I'm developing an application (winforms C# .NET 4.0) where I access a lookup functionality from a 3rd party through a simple HTTP request. I call an url with a parameter, and in return I get a small string with the result of the lookup. Simple enough.
The challenge is however, that I have to do lots of these lookups (a couple of thousands), and I would like to limit the time needed. Therefore I would like to run requests in parallel (say 10-20).

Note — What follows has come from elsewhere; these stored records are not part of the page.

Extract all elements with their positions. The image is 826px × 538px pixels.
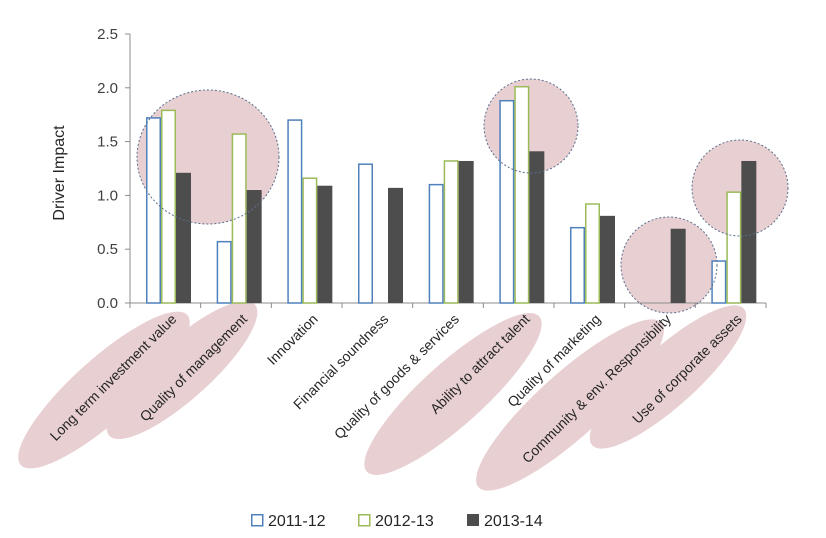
bar-2013-14-5 <box>458 160 474 303</box>
bar-2012-13-7 <box>585 203 600 304</box>
bar-2012-13-3 <box>302 177 318 304</box>
legend-swatch <box>251 514 264 527</box>
highlight-oval <box>106 300 258 440</box>
y-tick-label: 2.0 <box>97 80 118 97</box>
highlight-circle-outline <box>620 216 718 314</box>
highlight-outlines <box>136 78 789 314</box>
y-tick-label: 0.5 <box>97 241 118 258</box>
bar-2011-12-2 <box>216 240 232 304</box>
highlight-circle-outline <box>691 139 789 237</box>
y-tick-label: 1.0 <box>97 187 118 204</box>
bar-2013-14-8 <box>670 228 686 303</box>
bar-2011-12-6 <box>499 99 515 304</box>
bar-2012-13-1 <box>161 109 176 304</box>
bar-2012-13-2 <box>231 133 247 304</box>
legend-label: 2013-14 <box>484 513 543 530</box>
highlight-oval <box>476 319 664 491</box>
bar-2012-13-6 <box>514 85 530 304</box>
legend-label: 2012-13 <box>375 513 434 530</box>
bar-2013-14-4 <box>388 187 403 303</box>
bar-2011-12-4 <box>358 163 373 304</box>
category-label: Innovation <box>264 311 321 368</box>
bar-2013-14-2 <box>246 190 262 303</box>
y-tick-label: 1.5 <box>97 134 118 151</box>
legend-swatch <box>467 514 479 526</box>
legend-swatch <box>358 514 371 527</box>
bar-2013-14-3 <box>317 185 333 303</box>
highlight-circle <box>692 140 788 236</box>
legend-label: 2011-12 <box>268 513 326 530</box>
bar-2011-12-9 <box>711 260 727 304</box>
legend: 2011-12 2012-13 2013-14 <box>251 513 543 530</box>
highlight-oval <box>589 305 747 449</box>
bar-2012-13-9 <box>726 191 742 304</box>
highlight-circle <box>621 217 717 313</box>
highlight-oval <box>18 311 190 469</box>
highlight-circle-outline <box>136 89 280 225</box>
bar-2012-13-5 <box>443 160 459 304</box>
bar-2013-14-6 <box>529 151 545 303</box>
highlight-circle-outline <box>483 78 579 174</box>
y-tick-labels: 0.0 0.5 1.0 1.5 2.0 2.5 <box>97 26 118 312</box>
y-axis-title: Driver Impact <box>51 125 68 221</box>
bar-2011-12-7 <box>570 226 585 304</box>
bar-2013-14-1 <box>176 172 191 303</box>
bar-2011-12-1 <box>146 117 161 304</box>
bar-2011-12-5 <box>428 183 444 304</box>
highlight-oval <box>364 313 542 475</box>
y-tick-label: 2.5 <box>97 26 118 43</box>
y-tick-label: 0.0 <box>97 295 118 312</box>
bar-2011-12-3 <box>287 119 303 304</box>
chart-bars <box>146 85 757 304</box>
bar-2013-14-9 <box>741 160 757 303</box>
bar-2013-14-7 <box>600 215 615 303</box>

I use a ThreadPool to do this, and the short version of my code looks like this:
public void startAsyncLookup(Action<LookupResult> returnLookupResult)
{
this.returnLookupResult = returnLookupResult;
foreach (string number in numbersToLookup)
{
ThreadPool.QueueUserWorkItem(lookupNumber, number);
}
}
public void lookupNumber(Object threadContext)
{
string numberToLookup = (string)threadContext;
string url = @"http://some.url.com/?number=" + numberToLookup;
WebClient webClient = new WebClient();
Stream responseData = webClient.OpenRead(url);
LookupResult lookupResult = parseLookupResult(responseData);
returnLookupResult(lookupResult);
}
I fill up numbersToLookup (a List<String>) from another place, call startAsyncLookup and provide it with a call-back function returnLookupResult to return each result. This works, but I found that I'm not getting the throughput I want.
Initially I thought it might be the 3rd party having a poor system on their end, but I excluded this by trying to run the same code from two different machines at the same time. Each of the two took as long as one did alone, so I could rule out that one.

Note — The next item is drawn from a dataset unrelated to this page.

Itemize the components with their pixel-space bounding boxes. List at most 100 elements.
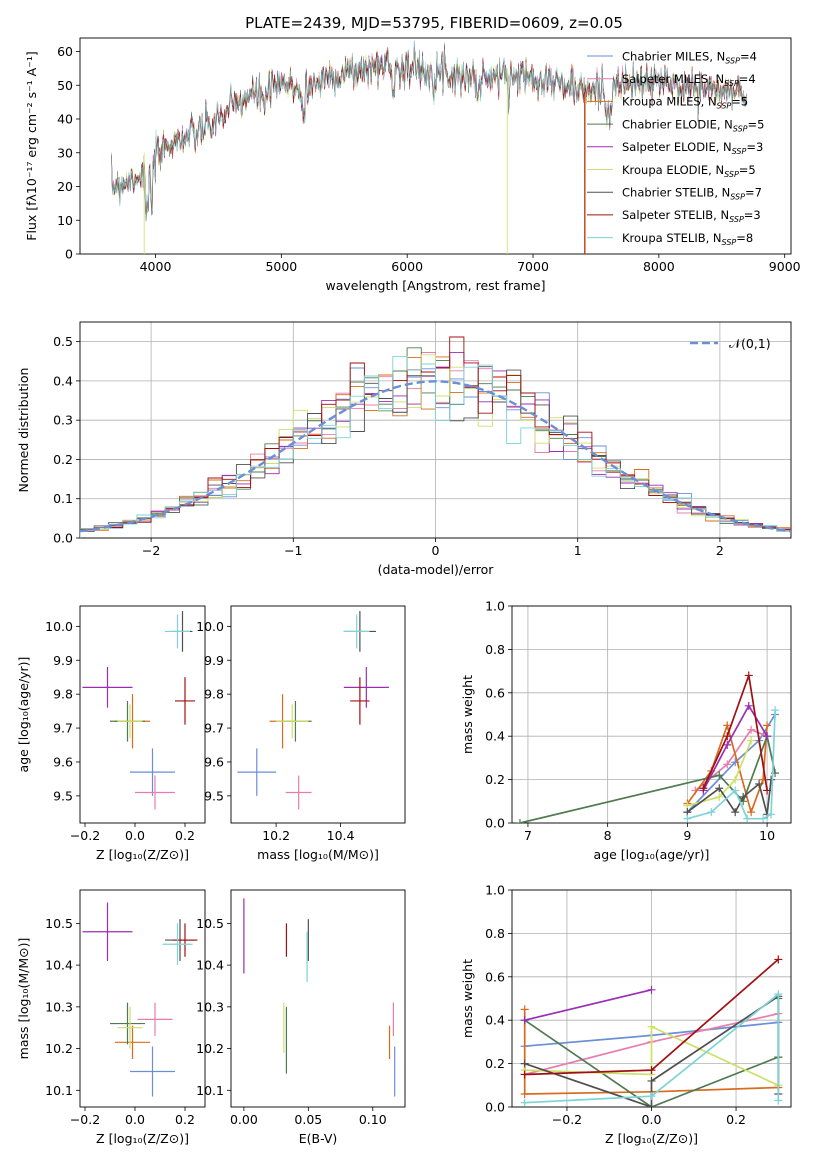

A colleague then tipped me that this might be a limitation in Windows. I googled a bit, and found amongst others this post saying that by default Windows limits the number of simultaneous request to the same web server to 4 for HTTP 1.0 and to 2 for HTTP 1.1 (for HTTP 1.1 this is actually according to the specification (RFC2068)).

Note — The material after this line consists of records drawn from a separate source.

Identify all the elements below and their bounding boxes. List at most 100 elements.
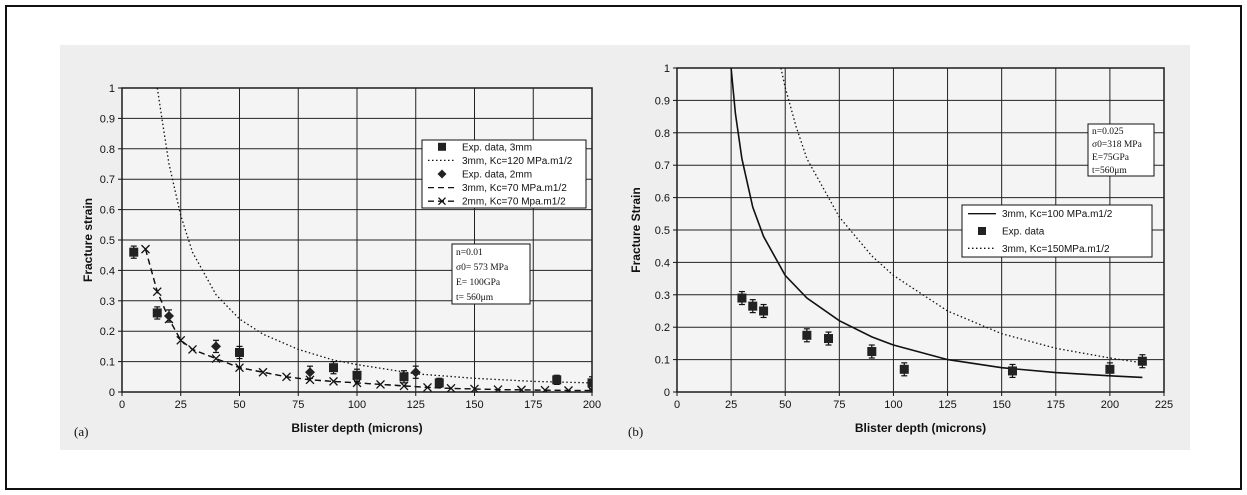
x-tick-label: 50 bbox=[779, 399, 791, 411]
x-tick-label: 25 bbox=[725, 399, 737, 411]
annotation-box bbox=[451, 243, 531, 305]
outer-border bbox=[5, 5, 1242, 490]
y-tick-label: 0.2 bbox=[100, 326, 115, 338]
y-tick-label: 1 bbox=[664, 63, 670, 75]
x-tick-label: 150 bbox=[465, 399, 483, 411]
square-marker-point bbox=[802, 330, 812, 340]
x-marker-point bbox=[176, 335, 186, 345]
square-marker-point bbox=[399, 372, 409, 382]
x-tick-label: 100 bbox=[348, 399, 366, 411]
square-marker-point bbox=[1105, 364, 1115, 374]
square-marker-point bbox=[748, 301, 758, 311]
y-axis-label: Fracture Strain bbox=[629, 187, 643, 272]
x-marker-point bbox=[329, 376, 338, 386]
y-tick-label: 0.7 bbox=[100, 174, 115, 186]
x-marker-point bbox=[282, 372, 291, 382]
x-marker-point bbox=[152, 287, 162, 297]
square-marker-point bbox=[899, 364, 909, 374]
annotation-line: n=0.025 bbox=[1092, 127, 1124, 137]
y-tick-label: 0.5 bbox=[655, 225, 670, 237]
legend-entry: Exp. data, 3mm bbox=[462, 142, 532, 153]
chart-b: 0 25 50 75 100 125 150 175 200 225 0 0.1 0.2 0.3 0.4 0.… bbox=[628, 63, 1173, 439]
square-marker-point bbox=[434, 378, 444, 388]
x-marker-point bbox=[305, 375, 315, 385]
x-marker-point bbox=[446, 383, 456, 392]
y-tick-label: 0.8 bbox=[655, 128, 670, 140]
x-marker-point bbox=[141, 244, 150, 254]
x-tick-label: 75 bbox=[292, 399, 304, 411]
annotation-line: E=75GPa bbox=[1092, 153, 1130, 163]
annotation-line: σ0= 573 MPa bbox=[456, 263, 509, 273]
square-marker-point bbox=[352, 370, 362, 380]
x-marker-point bbox=[493, 385, 503, 392]
x-marker-point bbox=[587, 386, 592, 392]
legend-entry: 2mm, Kc=70 Mpa.m1/2 bbox=[462, 197, 566, 208]
x-marker-point bbox=[258, 367, 268, 377]
x-tick-label: 200 bbox=[583, 399, 601, 411]
y-tick-label: 0.7 bbox=[655, 160, 670, 172]
square-marker-point bbox=[329, 363, 338, 373]
chart-a: 0 25 50 75 100 125 150 175 200 0 0.1 0.2 0.3 0.4 0.5 0.… bbox=[74, 83, 601, 439]
y-tick-label: 0.1 bbox=[100, 357, 115, 369]
x-tick-label: 150 bbox=[992, 399, 1010, 411]
annotation-line: E= 100GPa bbox=[456, 278, 501, 288]
x-tick-label: 125 bbox=[407, 399, 425, 411]
x-tick-label: 100 bbox=[884, 399, 902, 411]
x-tick-label: 225 bbox=[1155, 399, 1173, 411]
legend-entry: Exp. data bbox=[1002, 227, 1045, 238]
x-marker-point bbox=[188, 344, 197, 354]
x-marker-point bbox=[517, 385, 526, 392]
legend-diamond-marker bbox=[437, 169, 447, 179]
diamond-marker-point bbox=[305, 367, 315, 378]
x-marker-point bbox=[211, 354, 221, 364]
y-tick-label: 1 bbox=[109, 83, 115, 95]
square-marker-point bbox=[867, 347, 877, 356]
y-tick-label: 0.5 bbox=[100, 235, 115, 247]
panel-label: (a) bbox=[74, 424, 88, 439]
x-marker-point bbox=[564, 386, 573, 392]
square-marker-point bbox=[824, 334, 834, 344]
x-marker-point bbox=[352, 378, 362, 388]
x-marker-point bbox=[540, 385, 550, 392]
plot-layer bbox=[730, 68, 1147, 379]
x-marker-point bbox=[423, 382, 432, 392]
x-tick-label: 200 bbox=[1101, 399, 1119, 411]
square-marker-point bbox=[587, 378, 592, 388]
y-tick-label: 0.4 bbox=[100, 265, 115, 277]
annotation-line: t=560μm bbox=[1092, 166, 1127, 176]
y-tick-label: 0.1 bbox=[655, 355, 670, 367]
y-tick-label: 0.6 bbox=[655, 193, 670, 205]
y-tick-label: 0.2 bbox=[655, 322, 670, 334]
y-tick-label: 0.3 bbox=[100, 296, 115, 308]
x-axis-label: Blister depth (microns) bbox=[291, 421, 422, 435]
parameter-annotation: n=0.025 σ0=318 MPa E=75GPa t=560μm bbox=[1087, 123, 1155, 177]
x-marker-point bbox=[235, 363, 244, 373]
plot-layer bbox=[129, 88, 592, 392]
legend-entry: 3mm, Kc=70 MPa.m1/2 bbox=[462, 183, 567, 194]
x-marker-point bbox=[376, 379, 385, 389]
legend: Exp. data, 3mm 3mm, Kc=120 MPa.m1/2 Exp. d… bbox=[421, 139, 587, 209]
y-tick-label: 0.9 bbox=[655, 95, 670, 107]
series-line-0 bbox=[730, 68, 1143, 379]
y-tick-label: 0.8 bbox=[100, 144, 115, 156]
x-tick-label: 25 bbox=[175, 399, 187, 411]
x-tick-label: 175 bbox=[524, 399, 542, 411]
x-tick-label: 75 bbox=[833, 399, 845, 411]
square-marker-point bbox=[129, 247, 139, 257]
diamond-marker-point bbox=[211, 341, 221, 352]
series-line-4 bbox=[144, 248, 592, 392]
y-tick-label: 0 bbox=[109, 387, 115, 399]
panel-label: (b) bbox=[628, 424, 643, 439]
y-tick-label: 0.6 bbox=[100, 205, 115, 217]
square-marker-point bbox=[737, 293, 747, 303]
annotation-line: t= 560μm bbox=[456, 293, 494, 303]
diamond-marker-point bbox=[164, 311, 174, 321]
legend-square-marker bbox=[438, 142, 446, 151]
annotation-line: n=0.01 bbox=[456, 248, 483, 258]
square-marker-point bbox=[1137, 356, 1147, 366]
square-marker-point bbox=[552, 375, 562, 385]
x-tick-label: 0 bbox=[674, 399, 680, 411]
legend-entry: 3mm, Kc=100 MPa.m1/2 bbox=[1002, 209, 1113, 220]
series-line-1 bbox=[156, 88, 592, 384]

The same post referred to above also provided a way to increase these limits. By adding two registry values to [HKEY_CURRENT_USER\Software\Microsoft\Windows\CurrentVersion\Internet Settings] (MaxConnectionsPerServer and MaxConnectionsPer1_0Server), I could control this myself.
So, I tried this (sat both to 20), restarted my computer, and tried to run my program again. Sadly though, it didn't seem to help any. I also kept an eye on the Resource Monitor (see screen shot) while running my batch lookup, and I noticed that my application (the one with the title blacked out) still only was using two TCP connections.
So, the question is, why isn't this working? Is the post I linked to using the wrong registry values? Is this perhaps not possible to "hack" in Windows any longer (I'm on Windows 7)?
Any ideas would be highly appreciated :)
And just in case anyone should wonder, I have also tried with different settings for MaxThreads on ThreadPool (everyting from 10 to 100), and this didn't seem to affect my throughput at all, so the problem shouldn't be there either.